I am sure we all know who Mr. India is when it comes to cricket. Sachin Tendulkar, who I think deserves the Mr. Cricket title more than Mike Hussey, is the cricketer I am talking about. Is anyone in the cricketing world talking about another player, today? Sachin Tendulkar will, probably be walking out for the last time, in coloured clothing in a few hours from now. For many fans of Tendulkar, this is the end of a book of memories filled with many wonderful contributions, mainly with the bat, but also as a bowler.
My first memories of Sachin in coloured clothing are from the 1991-92 B&H series in Australia, just before the World Cup. Ironically, it was as a bowler that Sachin impressed me in that series. I am sure many ardent Tendulkar and cricket fans remember the tied match between West Indies and India during that series. [see the clip of highlights below]*
In a nutshell, the match captures the essence of Sachin Tendulkar – Mr. India, to most cricket fans. Azharuddin, the captain, tossed the ball to Tendulkar with one wicket remaining and all his front-line bowlers finishing up their quota of the overs. Tendulkar did what he has always done since he started playing for India – do his job with purpose and dedication.
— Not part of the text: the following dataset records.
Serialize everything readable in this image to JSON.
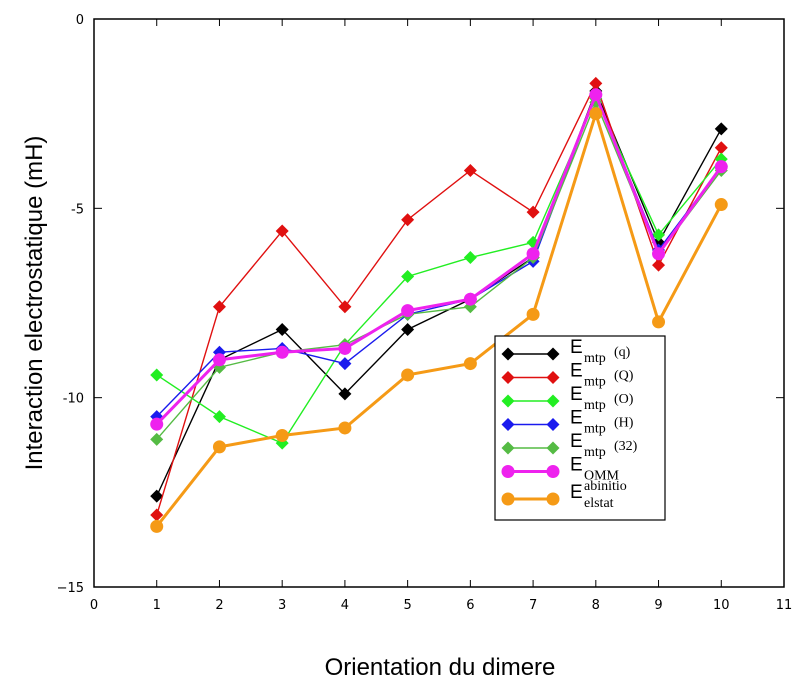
{
  "chart_data": {
    "type": "line",
    "xlabel": "Orientation du dimere",
    "ylabel": "Interaction electrostatique (mH)",
    "xlim": [
      0,
      11
    ],
    "ylim": [
      -15,
      0
    ],
    "x_ticks": [
      "0",
      "1",
      "2",
      "3",
      "4",
      "5",
      "6",
      "7",
      "8",
      "9",
      "10",
      "11"
    ],
    "y_ticks": [
      "0",
      "-5",
      "-10",
      "−15"
    ],
    "grid": false,
    "legend_position": "right",
    "x": [
      1,
      2,
      3,
      4,
      5,
      6,
      7,
      8,
      9,
      10
    ],
    "series": [
      {
        "name_main": "E",
        "name_sub": "mtp",
        "name_tail": "(q)",
        "color": "#000000",
        "marker": "diamond",
        "values": [
          -12.6,
          -9.0,
          -8.2,
          -9.9,
          -8.2,
          -7.4,
          -6.3,
          -1.9,
          -5.9,
          -2.9
        ]
      },
      {
        "name_main": "E",
        "name_sub": "mtp",
        "name_tail": "(Q)",
        "color": "#e01010",
        "marker": "diamond",
        "values": [
          -13.1,
          -7.6,
          -5.6,
          -7.6,
          -5.3,
          -4.0,
          -5.1,
          -1.7,
          -6.5,
          -3.4
        ]
      },
      {
        "name_main": "E",
        "name_sub": "mtp",
        "name_tail": "(O)",
        "color": "#22ee22",
        "marker": "diamond",
        "values": [
          -9.4,
          -10.5,
          -11.2,
          -8.6,
          -6.8,
          -6.3,
          -5.9,
          -2.1,
          -5.7,
          -3.7
        ]
      },
      {
        "name_main": "E",
        "name_sub": "mtp",
        "name_tail": "(H)",
        "color": "#1a1aee",
        "marker": "diamond",
        "values": [
          -10.5,
          -8.8,
          -8.7,
          -9.1,
          -7.8,
          -7.4,
          -6.4,
          -2.0,
          -6.1,
          -3.9
        ]
      },
      {
        "name_main": "E",
        "name_sub": "mtp",
        "name_tail": "(32)",
        "color": "#55bb44",
        "marker": "diamond",
        "values": [
          -11.1,
          -9.2,
          -8.8,
          -8.6,
          -7.8,
          -7.6,
          -6.3,
          -2.2,
          -6.2,
          -4.0
        ]
      },
      {
        "name_main": "E",
        "name_sub": "OMM",
        "name_tail": "",
        "color": "#ee22ee",
        "marker": "circle",
        "values": [
          -10.7,
          -9.0,
          -8.8,
          -8.7,
          -7.7,
          -7.4,
          -6.2,
          -2.0,
          -6.2,
          -3.9
        ]
      },
      {
        "name_main": "E",
        "name_sub": "elstat",
        "name_sup": "abinitio",
        "name_tail": "",
        "color": "#f59a16",
        "marker": "circle",
        "values": [
          -13.4,
          -11.3,
          -11.0,
          -10.8,
          -9.4,
          -9.1,
          -7.8,
          -2.5,
          -8.0,
          -4.9
        ]
      }
    ]
  }
}
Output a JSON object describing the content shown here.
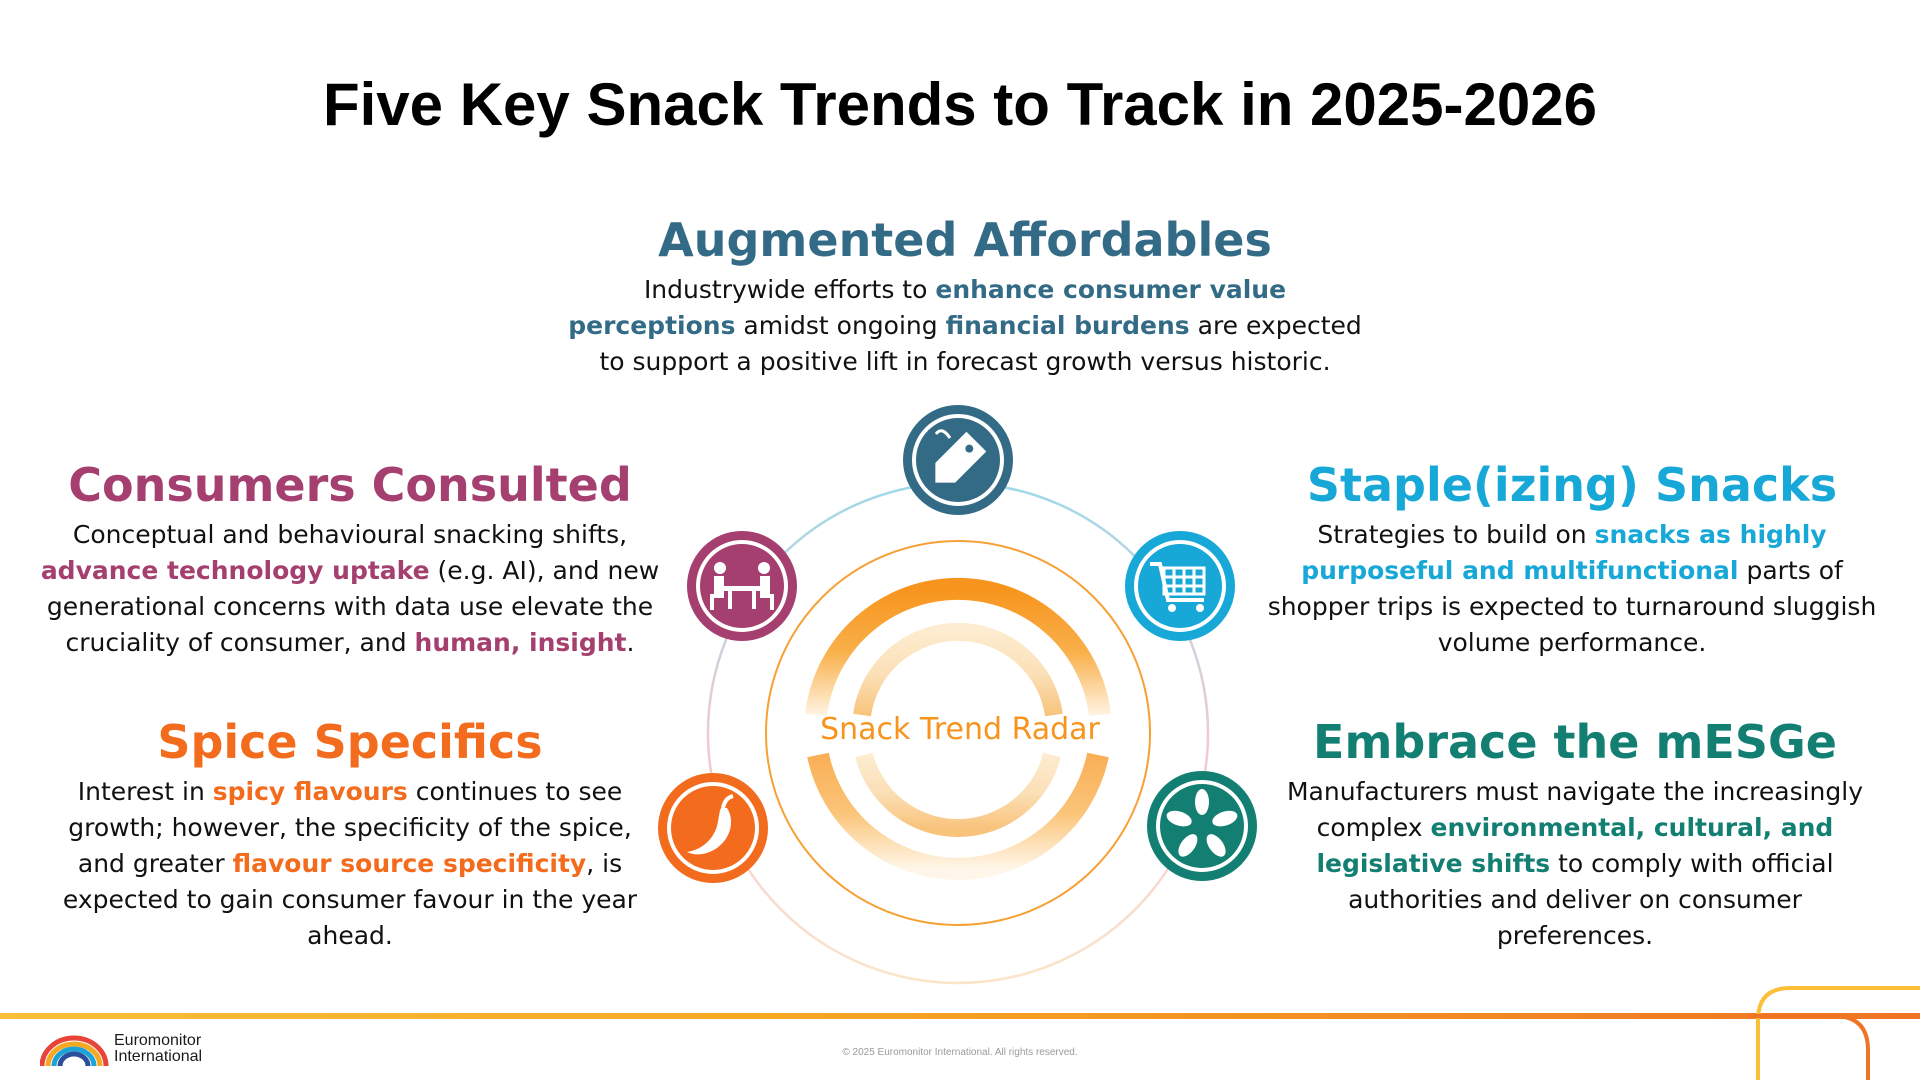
{
  "title": "Five Key Snack Trends to Track in 2025-2026",
  "center_label": "Snack Trend Radar",
  "colors": {
    "augmented": "#336b87",
    "consumers": "#a43f6f",
    "staple": "#18a8d8",
    "spice": "#f36b1c",
    "mesge": "#137f73",
    "radar_orange": "#f7941d"
  },
  "trends": {
    "augmented": {
      "heading": "Augmented Affordables",
      "icon": "price-tag-icon",
      "segments": [
        {
          "t": "Industrywide efforts to ",
          "h": false
        },
        {
          "t": "enhance consumer value perceptions",
          "h": true
        },
        {
          "t": " amidst ongoing ",
          "h": false
        },
        {
          "t": "financial burdens",
          "h": true
        },
        {
          "t": " are expected to support a positive lift in forecast growth versus historic.",
          "h": false
        }
      ]
    },
    "consumers": {
      "heading": "Consumers Consulted",
      "icon": "meeting-table-icon",
      "segments": [
        {
          "t": "Conceptual and behavioural snacking shifts, ",
          "h": false
        },
        {
          "t": "advance technology uptake",
          "h": true
        },
        {
          "t": " (e.g. AI), and new generational concerns with data use elevate the cruciality of consumer, and ",
          "h": false
        },
        {
          "t": "human, insight",
          "h": true
        },
        {
          "t": ".",
          "h": false
        }
      ]
    },
    "staple": {
      "heading": "Staple(izing) Snacks",
      "icon": "shopping-cart-icon",
      "segments": [
        {
          "t": "Strategies to build on ",
          "h": false
        },
        {
          "t": "snacks as highly purposeful and multifunctional",
          "h": true
        },
        {
          "t": " parts of shopper trips is expected to turnaround sluggish volume performance.",
          "h": false
        }
      ]
    },
    "spice": {
      "heading": "Spice Specifics",
      "icon": "chili-pepper-icon",
      "segments": [
        {
          "t": "Interest in ",
          "h": false
        },
        {
          "t": "spicy flavours",
          "h": true
        },
        {
          "t": " continues to see growth; however, the specificity of the spice, and greater ",
          "h": false
        },
        {
          "t": "flavour source specificity",
          "h": true
        },
        {
          "t": ", is expected to gain consumer favour in the year ahead.",
          "h": false
        }
      ]
    },
    "mesge": {
      "heading": "Embrace the mESGe",
      "icon": "joined-hands-icon",
      "segments": [
        {
          "t": "Manufacturers must navigate the increasingly complex ",
          "h": false
        },
        {
          "t": "environmental, cultural, and legislative shifts",
          "h": true
        },
        {
          "t": " to comply with official authorities and deliver on consumer preferences.",
          "h": false
        }
      ]
    }
  },
  "footer": {
    "logo_line1": "Euromonitor",
    "logo_line2": "International",
    "copyright": "© 2025 Euromonitor International. All rights reserved."
  }
}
In edge-of-the-seat action, Sachin got Cummins to nick one to slips where Azharuddin took a great catch to usher the match into the Cricket Hall of Fame.
Tendulkar has given cricket fans many more memories, mostly in the ODIs – the father of the Twenty-Twenty format. One hopes he will add one more memory to that already flowing book of memories. If he does, it will go a long way in getting himself and his other Indian team, Mumbai Indians a shot at the title. Should this be Tendulkar’s last match in the shorter formats, there is a wonderful coincidence that he plays his last match on a day which is quite important in India – Gandhi Jayanthi [Gandhi’s Birthday]. Let no one accuse the Gods of not having a sense of timing.
In an ideal world, Sachin Tendulkar will turn the clock back and launch a scorching attack on the Perth Scorchers. Cricket will be richer, should that come to pass. Tendulkar’s performance should not, however, detract cricket fans from acknowledging the man’s Bradmenesque achievements in the shorter formats. He is such a colossus in the shorter version that one should use Tendulkaresque when referring to achievements in the shorter format.
As Sachin finishes up his career in coloured clothing, let me take this opportunity to thank him for all the precious memories and even more valuable inspiration that he has provided to hundreds of millions of fans. Like many of the cricket lovers, I will be hoping for Tendulkar magic, one more time. I truly hope Justin Langer and his team don’t have a Eric Hollies in their team.
*Trivia About the Perth Match:
- India scored only 2 boundaries – both by Ravi Shastri!
- West Indies did little better, scoring 5 boundaries and a six, but only 2 boundaries by frontline batsmen. Lara and Hooper scored 1 each.
- Cummins got Tendulkar’s wicket and Tendulkar paid it back with that epic ball.